Le film « J’ai épousé une ombre », sorti en 1983, a été tourné en partie dans le Pays Haut et la vallée de la Fensch (Longwy, Hayange et Longuyon) à l’automne 1982 … Ce drame psychologique aux accents de thriller, qui traite de l’usurpation d’identité, est vraiment un excellent film qui fait éclater le talent de Nathalie Baye, sans oublier les formidables seconds rôles, si courants dans le cinéma de cette époque, comme Madeleine Robinson. Typique des années 80 et du vrai cinéma populaire, cette époque où le cinéma français ne se regardait pas le nombril. Jean-Marc Weyland
Bienvenue dans ma rubrique, « Le cinéma de papa » où j’aime vous faire découvrir des pépites un peu oubliées, qui ne sont plus diffusées à la télévision sur les chaînes généralistes gratuites destinées au grand public, ou alors sur des chaîne thématiques cinéma et donc payantes, destinées aux seuls cinéphiles. C’est bien dommage.
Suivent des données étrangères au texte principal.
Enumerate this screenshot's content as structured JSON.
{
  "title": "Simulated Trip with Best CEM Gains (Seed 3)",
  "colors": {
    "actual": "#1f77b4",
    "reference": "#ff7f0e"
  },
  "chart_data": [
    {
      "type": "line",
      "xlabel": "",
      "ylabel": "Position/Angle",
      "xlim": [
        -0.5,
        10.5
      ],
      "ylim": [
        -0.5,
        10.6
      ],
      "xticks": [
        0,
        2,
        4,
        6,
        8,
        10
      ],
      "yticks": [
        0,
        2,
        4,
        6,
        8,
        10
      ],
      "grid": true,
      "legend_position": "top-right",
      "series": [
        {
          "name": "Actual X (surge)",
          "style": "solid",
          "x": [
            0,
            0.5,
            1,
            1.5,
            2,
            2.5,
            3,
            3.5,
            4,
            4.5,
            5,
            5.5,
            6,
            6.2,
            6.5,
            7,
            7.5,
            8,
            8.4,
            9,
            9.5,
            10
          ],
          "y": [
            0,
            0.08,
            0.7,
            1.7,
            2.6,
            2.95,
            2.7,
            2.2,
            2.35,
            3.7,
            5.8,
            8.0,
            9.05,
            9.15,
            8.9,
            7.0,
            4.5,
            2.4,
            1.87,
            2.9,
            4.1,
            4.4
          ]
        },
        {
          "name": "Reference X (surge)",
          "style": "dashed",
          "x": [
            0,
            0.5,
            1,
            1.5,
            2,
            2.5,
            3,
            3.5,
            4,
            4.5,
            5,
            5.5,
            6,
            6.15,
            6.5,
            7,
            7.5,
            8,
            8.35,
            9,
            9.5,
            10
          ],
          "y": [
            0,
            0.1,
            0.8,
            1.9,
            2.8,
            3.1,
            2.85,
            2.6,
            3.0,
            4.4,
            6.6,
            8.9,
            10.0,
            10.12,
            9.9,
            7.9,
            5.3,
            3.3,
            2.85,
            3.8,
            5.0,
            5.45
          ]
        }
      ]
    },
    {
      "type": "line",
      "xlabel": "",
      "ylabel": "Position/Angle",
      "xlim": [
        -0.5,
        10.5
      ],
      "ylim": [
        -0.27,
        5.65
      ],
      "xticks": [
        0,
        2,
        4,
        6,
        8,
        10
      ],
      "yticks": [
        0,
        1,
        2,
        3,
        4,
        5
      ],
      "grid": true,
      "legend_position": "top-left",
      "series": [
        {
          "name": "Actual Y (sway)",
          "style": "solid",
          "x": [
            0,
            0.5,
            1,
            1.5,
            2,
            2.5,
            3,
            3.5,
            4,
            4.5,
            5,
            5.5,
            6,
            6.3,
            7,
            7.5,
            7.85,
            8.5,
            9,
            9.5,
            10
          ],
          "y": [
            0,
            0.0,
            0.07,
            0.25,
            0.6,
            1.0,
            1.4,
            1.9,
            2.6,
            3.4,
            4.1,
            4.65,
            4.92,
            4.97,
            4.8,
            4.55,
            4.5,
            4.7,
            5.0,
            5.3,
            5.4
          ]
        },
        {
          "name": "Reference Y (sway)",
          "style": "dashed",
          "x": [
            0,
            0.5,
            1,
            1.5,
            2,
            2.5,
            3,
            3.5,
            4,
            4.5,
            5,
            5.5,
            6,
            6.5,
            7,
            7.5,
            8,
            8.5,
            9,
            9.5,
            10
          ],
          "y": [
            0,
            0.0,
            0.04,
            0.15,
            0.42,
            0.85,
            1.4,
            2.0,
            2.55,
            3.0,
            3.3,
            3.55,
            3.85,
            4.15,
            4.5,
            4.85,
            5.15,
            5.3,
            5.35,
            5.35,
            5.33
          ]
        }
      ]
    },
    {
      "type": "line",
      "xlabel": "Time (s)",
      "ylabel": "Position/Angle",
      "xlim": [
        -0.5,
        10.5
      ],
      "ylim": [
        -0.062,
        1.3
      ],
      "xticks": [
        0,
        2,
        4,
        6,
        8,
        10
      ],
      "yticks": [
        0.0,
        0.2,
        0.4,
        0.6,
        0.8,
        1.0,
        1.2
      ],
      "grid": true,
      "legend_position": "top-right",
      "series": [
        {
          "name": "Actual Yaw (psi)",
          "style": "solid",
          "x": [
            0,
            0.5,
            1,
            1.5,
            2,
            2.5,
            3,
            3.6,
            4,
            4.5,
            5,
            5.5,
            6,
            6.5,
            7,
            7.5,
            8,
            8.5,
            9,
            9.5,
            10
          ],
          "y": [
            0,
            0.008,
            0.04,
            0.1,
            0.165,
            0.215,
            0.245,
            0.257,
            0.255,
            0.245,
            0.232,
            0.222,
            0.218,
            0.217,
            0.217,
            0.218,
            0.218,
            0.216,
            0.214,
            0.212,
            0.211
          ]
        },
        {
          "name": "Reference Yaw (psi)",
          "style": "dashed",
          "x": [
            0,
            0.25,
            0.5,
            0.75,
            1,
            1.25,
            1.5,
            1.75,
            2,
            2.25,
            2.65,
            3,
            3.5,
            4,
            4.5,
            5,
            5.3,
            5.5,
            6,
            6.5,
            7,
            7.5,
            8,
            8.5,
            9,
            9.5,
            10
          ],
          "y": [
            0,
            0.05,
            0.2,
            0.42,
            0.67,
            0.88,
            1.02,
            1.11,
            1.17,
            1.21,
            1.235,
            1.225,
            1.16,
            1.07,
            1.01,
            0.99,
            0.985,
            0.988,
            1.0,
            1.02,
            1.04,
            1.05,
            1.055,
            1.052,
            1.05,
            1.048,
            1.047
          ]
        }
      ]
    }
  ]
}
Pourtant, le public prendrait plaisir à revoir ces œuvres ou à les découvrir car, n’en déplaise aux programmateurs, il est curieux et exigeant, et la télévision peut être un lieu de transmission de notre patrimoine cinématographique tout en restant divertissante. Il est temps de faire confiance au public car ces films ne sont pas oubliés, ils sont écartés. Alors, Messieurs les diffuseurs, connaissez-vous vraiment les goûts du public ?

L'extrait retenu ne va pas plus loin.